Geschrieben am 28-07-2011

Lüneburg (ots) - Nach dem Blutbad von Norwegen diskutiert Europa,
wie es mit dem Feind im Innern, dem rechten Terror, umgehen muss.
Werden rechtspopulistische Bewegungen unterschätzt? Alexander
Häusler, der an der FH Düsseldorf zu rechtsextremen und
antimuslimischen Bewegungen forscht, sieht Gefahren: Breivik habe die
Feindbilder mit den Rechtspopulisten geteilt.

Für seinen Anwalt ist die Sache einfach: Anders Breivik ist
geisteskrank. Ist der Attentäter nur pathologisch zu erfassen oder
werden seine kranken Ideen von vielen geteilt?

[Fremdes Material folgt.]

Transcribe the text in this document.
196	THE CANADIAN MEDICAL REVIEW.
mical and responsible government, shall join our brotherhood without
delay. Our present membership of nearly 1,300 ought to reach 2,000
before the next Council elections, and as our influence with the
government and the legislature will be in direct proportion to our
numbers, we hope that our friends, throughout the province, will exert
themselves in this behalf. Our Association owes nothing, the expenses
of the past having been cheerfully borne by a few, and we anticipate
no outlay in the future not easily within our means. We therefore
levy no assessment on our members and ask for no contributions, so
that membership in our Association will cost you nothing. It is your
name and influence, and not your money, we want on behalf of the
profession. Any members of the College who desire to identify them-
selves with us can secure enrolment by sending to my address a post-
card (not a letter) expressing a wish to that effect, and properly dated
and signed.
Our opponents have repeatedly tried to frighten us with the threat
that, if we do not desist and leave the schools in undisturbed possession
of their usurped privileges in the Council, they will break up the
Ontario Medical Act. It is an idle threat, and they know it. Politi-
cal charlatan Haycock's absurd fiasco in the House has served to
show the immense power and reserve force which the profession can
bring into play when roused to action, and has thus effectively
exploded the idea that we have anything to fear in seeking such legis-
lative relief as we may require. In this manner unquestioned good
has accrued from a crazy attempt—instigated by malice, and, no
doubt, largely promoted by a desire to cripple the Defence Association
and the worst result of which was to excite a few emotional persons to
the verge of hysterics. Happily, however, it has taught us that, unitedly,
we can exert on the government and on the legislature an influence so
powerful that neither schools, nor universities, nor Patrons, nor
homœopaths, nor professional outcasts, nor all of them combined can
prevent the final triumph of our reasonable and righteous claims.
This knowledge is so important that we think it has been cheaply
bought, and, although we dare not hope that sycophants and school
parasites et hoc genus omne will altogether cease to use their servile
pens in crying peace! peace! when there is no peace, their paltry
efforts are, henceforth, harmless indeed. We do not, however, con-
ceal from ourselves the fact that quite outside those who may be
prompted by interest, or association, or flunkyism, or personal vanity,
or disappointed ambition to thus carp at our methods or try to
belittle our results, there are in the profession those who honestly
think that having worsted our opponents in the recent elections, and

Alexander Häusler: Das Ausmaß des Terroraktes deutet sicherlich
auf das Verschwimmen von politischen Motiven mit paranoiden
Verschwörungsphantasien hin. Nichts desto trotz lässt sich der
Nährboden, aus dem sich die Rechtfertigungen und Erlösungsphantasien
des Täters entspringen, durchaus politisch deutlich rahmen. Sein
Manifest stellt dabei eine Art Datenmontage aus dem virtuellen
Selbstbedienungsladen der muslimfeindlichen Bloggerszene und deren
politischen Anker in Form rechtspopulistischer Parteien dar. Breivik
sieht sich als Vollstrecker des dort verbreiteten antimuslimischen
Kulturkampfes.

Folgerichtig hätte Breivik gerne den Niederländer Geert Wilders
getroffen. Der nennt den Attentäter jetzt einen "einsamen Idioten".
Überzeugen die Absetzbewegungen der Anti-Islamisten?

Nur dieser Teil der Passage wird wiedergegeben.